The Longhunt

The Longhunt is a story of a journey—not just across the early American wilderness, but into the heart. It begins with Katie Campbell, stolen from the Shenandoah Valley by Shawnee raiders  and sold to abusive salt boilers for whiskey. She is noticed by a band of longhunters—men bound for the Kentucky canebrake in search of  the buffalo.

Among them is Johnnie McIntyre, an Ulsterman, carrying ghosts of his own. With no civilization nearby, Katie joins Johnnie and his four hunting companions as they vanish into a vast and uncharted land, where few white women have ever been.

As the days turn into weeks and then into the silent, brutal winter, Katie must learn to find her place among the longhunters, not only as a member of the camp, but as a survivor. She is buoyed up by Johnnie’s promise to take her to Fort Caswell, in the spring.

For his part, Johnnie gains her trust by degrees. He is a former adoptee of the Shawnee, a people he has come to think of as kin even though he no longer lives among them. He speaks it fluently, to his dogs, to his horses, the Shawnee men who come to their camp to trade. For Katie  who has endured only cruelties from them,  Johnnie becomes both a refuge and a contradiction.

The wilderness is not passive— it shelters and devours.  Katie’s only tether to her old life is the Appalachian granny magic her mother taught her:  protective charms, rituals stitched from blood and breath. To Johnnie, she is something half-remembered,—more haint than flesh, like a spirit blown loose from a hickory tree.

The winter is a crucible that shapes them all, harsh, and unforgiving. Part monotony and drudgery, part exacting punisher, filled with the danger of the wilderness  Katie faces the wild animals, inhospitable rival longhunters, bent on claiming territory and blood and always the threat of the men that she only calls “the painted ones”.

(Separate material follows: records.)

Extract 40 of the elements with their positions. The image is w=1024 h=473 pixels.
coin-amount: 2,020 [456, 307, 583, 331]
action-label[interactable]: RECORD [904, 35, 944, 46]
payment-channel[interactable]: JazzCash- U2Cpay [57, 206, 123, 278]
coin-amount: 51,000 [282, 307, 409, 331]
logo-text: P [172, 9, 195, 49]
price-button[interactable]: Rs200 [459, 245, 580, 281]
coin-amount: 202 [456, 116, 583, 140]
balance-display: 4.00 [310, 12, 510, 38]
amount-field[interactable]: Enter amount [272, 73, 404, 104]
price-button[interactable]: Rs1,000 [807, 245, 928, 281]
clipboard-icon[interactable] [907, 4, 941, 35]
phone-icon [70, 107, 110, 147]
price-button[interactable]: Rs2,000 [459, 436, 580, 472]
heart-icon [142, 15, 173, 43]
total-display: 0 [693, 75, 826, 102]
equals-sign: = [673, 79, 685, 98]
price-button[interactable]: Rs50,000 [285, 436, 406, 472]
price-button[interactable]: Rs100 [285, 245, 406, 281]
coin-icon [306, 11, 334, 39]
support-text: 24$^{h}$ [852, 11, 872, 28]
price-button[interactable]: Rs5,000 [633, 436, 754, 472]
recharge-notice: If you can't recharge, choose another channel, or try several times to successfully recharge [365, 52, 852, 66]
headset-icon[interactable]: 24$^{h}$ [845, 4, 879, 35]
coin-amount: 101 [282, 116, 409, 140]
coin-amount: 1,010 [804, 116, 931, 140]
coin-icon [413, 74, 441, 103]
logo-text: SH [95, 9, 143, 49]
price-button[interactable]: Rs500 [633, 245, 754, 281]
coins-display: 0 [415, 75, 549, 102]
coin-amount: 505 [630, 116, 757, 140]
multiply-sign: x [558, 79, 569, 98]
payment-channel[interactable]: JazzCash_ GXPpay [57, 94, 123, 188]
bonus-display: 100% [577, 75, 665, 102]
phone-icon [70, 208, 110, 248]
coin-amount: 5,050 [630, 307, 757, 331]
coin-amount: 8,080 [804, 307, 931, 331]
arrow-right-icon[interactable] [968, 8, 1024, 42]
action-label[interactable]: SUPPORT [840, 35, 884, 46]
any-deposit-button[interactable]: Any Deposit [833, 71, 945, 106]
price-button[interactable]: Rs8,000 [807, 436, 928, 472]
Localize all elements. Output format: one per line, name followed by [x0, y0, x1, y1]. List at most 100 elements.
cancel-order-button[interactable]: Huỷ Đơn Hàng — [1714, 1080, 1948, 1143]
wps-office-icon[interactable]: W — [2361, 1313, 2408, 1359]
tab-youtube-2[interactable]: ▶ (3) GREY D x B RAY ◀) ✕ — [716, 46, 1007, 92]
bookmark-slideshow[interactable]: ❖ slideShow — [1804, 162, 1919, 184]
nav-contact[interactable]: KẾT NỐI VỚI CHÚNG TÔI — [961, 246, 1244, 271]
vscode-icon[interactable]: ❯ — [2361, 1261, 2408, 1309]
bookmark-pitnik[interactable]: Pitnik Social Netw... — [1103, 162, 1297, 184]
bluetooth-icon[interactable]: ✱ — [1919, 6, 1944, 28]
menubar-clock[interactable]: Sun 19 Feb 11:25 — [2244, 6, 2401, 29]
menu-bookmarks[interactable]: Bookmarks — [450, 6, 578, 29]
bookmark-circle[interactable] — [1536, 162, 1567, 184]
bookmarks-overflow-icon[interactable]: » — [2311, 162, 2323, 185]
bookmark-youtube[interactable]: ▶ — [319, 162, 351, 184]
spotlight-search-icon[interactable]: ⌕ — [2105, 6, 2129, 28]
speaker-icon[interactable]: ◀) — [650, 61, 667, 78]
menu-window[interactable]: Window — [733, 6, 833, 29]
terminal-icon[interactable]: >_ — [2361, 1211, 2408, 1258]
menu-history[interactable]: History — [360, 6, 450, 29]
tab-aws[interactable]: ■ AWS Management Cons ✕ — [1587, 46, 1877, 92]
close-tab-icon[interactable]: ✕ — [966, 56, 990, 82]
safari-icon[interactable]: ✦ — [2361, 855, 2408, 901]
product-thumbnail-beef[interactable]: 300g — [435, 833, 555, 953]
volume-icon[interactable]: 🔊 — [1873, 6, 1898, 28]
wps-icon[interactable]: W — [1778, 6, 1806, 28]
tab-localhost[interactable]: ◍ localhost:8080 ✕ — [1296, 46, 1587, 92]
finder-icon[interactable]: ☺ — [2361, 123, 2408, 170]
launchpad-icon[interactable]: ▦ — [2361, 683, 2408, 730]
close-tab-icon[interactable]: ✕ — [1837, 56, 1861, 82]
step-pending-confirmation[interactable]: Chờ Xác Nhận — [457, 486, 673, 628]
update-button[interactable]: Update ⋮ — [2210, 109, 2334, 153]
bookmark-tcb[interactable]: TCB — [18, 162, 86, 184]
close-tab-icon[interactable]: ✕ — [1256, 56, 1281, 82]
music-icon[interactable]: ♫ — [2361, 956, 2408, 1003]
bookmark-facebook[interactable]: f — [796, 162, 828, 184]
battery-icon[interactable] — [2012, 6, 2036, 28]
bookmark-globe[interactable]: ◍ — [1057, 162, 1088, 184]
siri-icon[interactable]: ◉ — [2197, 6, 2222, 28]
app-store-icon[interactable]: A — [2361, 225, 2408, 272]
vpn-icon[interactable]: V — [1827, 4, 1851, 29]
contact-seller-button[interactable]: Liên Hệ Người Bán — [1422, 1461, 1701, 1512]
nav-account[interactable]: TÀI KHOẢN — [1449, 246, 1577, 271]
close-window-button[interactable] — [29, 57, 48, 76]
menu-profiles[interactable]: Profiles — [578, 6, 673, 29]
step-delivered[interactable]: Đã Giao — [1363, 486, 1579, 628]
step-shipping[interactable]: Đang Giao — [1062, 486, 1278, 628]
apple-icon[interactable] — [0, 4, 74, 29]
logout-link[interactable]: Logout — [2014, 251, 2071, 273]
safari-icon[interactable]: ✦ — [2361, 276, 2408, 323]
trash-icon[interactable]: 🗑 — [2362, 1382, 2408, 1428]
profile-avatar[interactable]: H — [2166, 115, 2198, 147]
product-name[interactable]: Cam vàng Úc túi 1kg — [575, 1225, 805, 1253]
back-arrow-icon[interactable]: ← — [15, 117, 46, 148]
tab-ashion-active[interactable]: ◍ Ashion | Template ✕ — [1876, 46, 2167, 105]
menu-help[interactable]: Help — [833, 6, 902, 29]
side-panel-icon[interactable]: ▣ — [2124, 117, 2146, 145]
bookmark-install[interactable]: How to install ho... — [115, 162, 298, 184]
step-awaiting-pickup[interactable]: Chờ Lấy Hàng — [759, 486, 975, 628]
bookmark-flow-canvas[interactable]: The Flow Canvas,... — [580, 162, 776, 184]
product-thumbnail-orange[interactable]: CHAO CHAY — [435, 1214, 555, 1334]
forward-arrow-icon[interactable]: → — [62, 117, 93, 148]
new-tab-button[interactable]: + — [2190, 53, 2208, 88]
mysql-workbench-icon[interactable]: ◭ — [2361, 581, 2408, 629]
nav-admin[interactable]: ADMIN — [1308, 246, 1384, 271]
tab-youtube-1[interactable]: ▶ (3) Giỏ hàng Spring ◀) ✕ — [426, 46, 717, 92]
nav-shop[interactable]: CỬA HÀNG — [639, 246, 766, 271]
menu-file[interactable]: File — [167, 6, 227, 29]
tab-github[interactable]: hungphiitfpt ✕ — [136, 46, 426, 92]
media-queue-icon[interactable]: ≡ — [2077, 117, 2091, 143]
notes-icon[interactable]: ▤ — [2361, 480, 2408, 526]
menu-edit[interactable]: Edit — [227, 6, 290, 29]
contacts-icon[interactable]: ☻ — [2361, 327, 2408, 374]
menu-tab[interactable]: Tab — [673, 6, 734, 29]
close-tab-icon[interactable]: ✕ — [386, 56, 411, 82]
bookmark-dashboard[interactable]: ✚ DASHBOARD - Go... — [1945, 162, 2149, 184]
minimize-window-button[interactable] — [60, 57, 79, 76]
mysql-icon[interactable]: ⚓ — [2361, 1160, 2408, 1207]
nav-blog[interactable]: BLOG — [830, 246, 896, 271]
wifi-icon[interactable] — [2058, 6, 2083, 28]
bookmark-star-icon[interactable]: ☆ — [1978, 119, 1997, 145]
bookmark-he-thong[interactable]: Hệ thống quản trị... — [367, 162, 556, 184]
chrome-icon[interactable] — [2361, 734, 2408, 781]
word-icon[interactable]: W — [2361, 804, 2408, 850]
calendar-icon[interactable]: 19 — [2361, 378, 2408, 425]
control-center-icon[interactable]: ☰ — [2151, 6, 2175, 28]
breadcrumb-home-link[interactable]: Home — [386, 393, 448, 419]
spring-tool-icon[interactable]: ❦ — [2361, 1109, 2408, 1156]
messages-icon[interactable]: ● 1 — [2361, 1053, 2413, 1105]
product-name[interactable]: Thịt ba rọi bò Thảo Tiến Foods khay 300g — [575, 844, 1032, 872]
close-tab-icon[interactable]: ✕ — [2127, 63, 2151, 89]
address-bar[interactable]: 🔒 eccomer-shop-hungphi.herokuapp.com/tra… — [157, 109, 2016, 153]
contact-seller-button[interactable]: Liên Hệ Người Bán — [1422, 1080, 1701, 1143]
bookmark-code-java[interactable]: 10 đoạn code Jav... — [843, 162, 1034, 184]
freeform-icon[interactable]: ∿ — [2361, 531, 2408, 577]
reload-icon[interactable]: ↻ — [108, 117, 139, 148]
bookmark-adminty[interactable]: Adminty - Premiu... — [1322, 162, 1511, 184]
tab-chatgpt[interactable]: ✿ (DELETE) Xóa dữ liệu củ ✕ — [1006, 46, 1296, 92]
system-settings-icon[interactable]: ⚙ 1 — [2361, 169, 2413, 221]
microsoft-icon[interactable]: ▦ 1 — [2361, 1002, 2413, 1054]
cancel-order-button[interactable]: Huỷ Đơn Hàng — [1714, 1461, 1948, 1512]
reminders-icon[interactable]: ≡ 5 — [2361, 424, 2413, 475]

 As the winter wears on, it becomes increasingly clear that one of their number, Hubbard, bears Katie ill will. His resentment simmers beneath every silence, every glance. Johnnie becomes the only buffer between her and Hubbard’s malice. Yet even Johnnie is marked by violence and something older and wilder that Katie cannot name. He moves through silence like something haunted, unwilling to strain the fragile trust that has come between them, yet unshakable in his loyalty to the native people who shaped him and abused her. Johnnie is a man who must walk the wilderness with two names, two memories, and no map for how to be both.

Spring marks the long journey back to civilization. It is one fraught with hardship and danger. Ahead of them are mountains, wild,  swollen rivers and adversarial native peoples. Worse still is the fragile peace that threatens to break within their ranks. Katie needs Johnnie’s quiet strength more than ever, even as he begins to pull away, in an effort to preserve his own sense of self—split between the man she sees and the man he fears becoming.